Dissection of a model for neuronal parabolic bursting
- Cite this article as:
- Rinzel, J. & Lee, Y.S. J. Math. Biology (1987) 25: 653. doi:10.1007/BF00275501
We have obtained new insight into the mechanisms for bursting in a class of theoretical models. We study Plant's model  for Aplysia R-15 to illustrate our view of these so-called “parabolic” bursters, which are characterized by low spike frequency at the beginning and end of a burst. By identifying and analyzing the fast and slow processes we show how they interact mutually to generate spike activity and the slow wave which underlies the burst pattern. Our treatment is essentially the first step of a singular perturbation approach presented from a geometrical viewpoint and carried out numerically with AUTO . We determine the solution sets (steady state and oscillatory) of the fast subsystem with the slow variables treated as parameters. These solutions form the slow manifold over which the slow dynamics then define a burst trajectory. During the silent phase of a burst, the solution trajectory lies approximately on the steady state branch of the slow manifold and during the active phase of spiking, the trajectory sweeps through the oscillation branch.

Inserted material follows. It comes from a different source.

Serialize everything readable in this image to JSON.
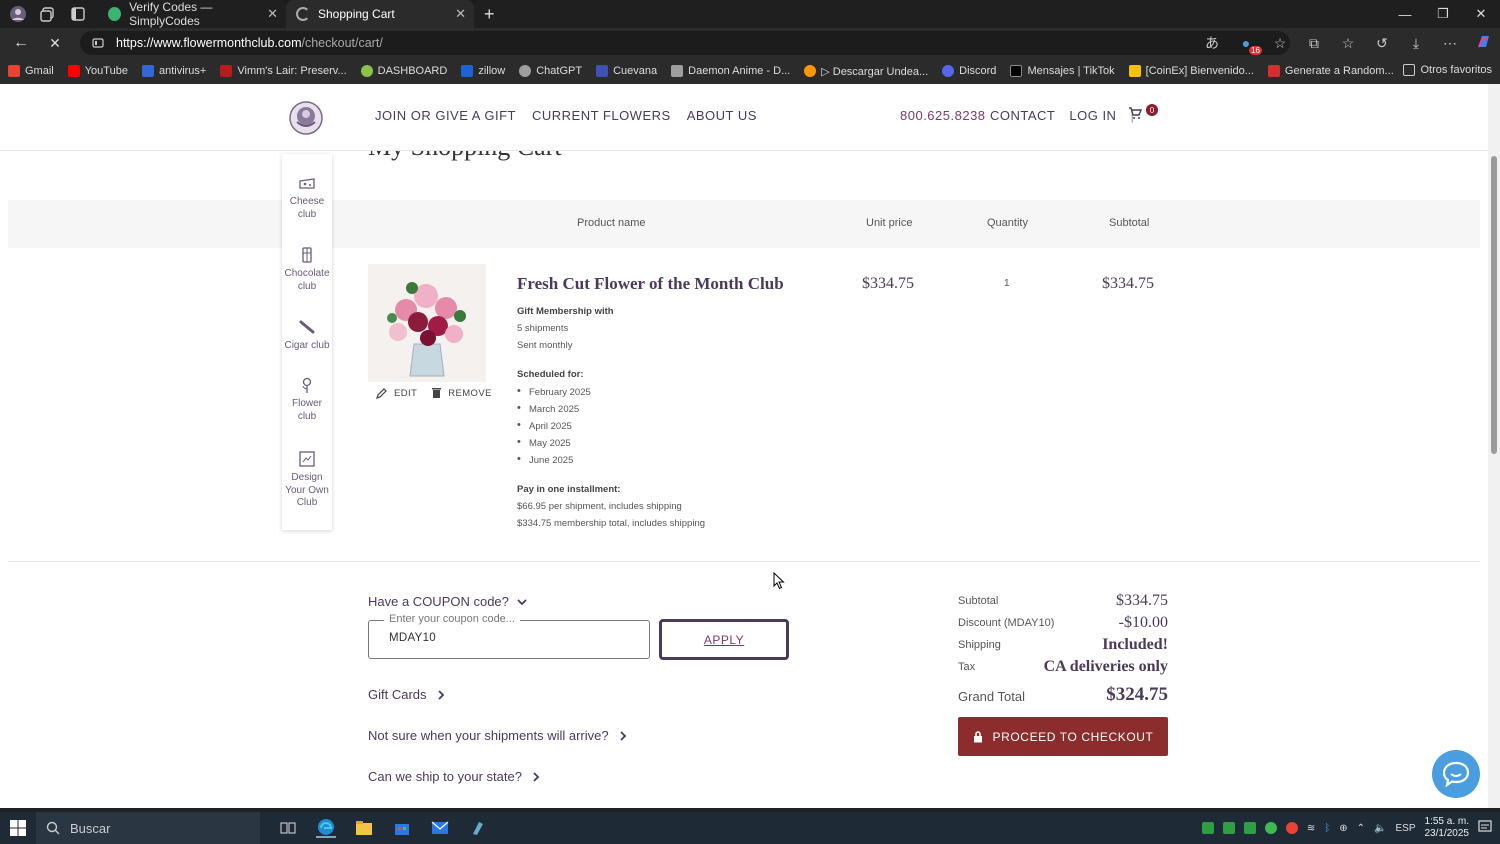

The parabolic nature of bursting arises from the (degenerate) homoclinic transition between the oscillatory branch and the steady state branch. We show that, for some parameter values, the trajectory remains strictly on the steady state branch (to produce a resting steady state or a pure slow wave without spike activity) or strictly in the oscillatory branch (continuous spike activity without silent phases). Plant's model has two slow variables: a calcium conductance and the intracellular free calcium concentration, which activates a potassium conductance. We also show how bursting arises from an alternative mechanism in which calcium inactivates the calcium current and the potassium conductance is insensitive to calcium. These and other biophysical interpretations are discussed.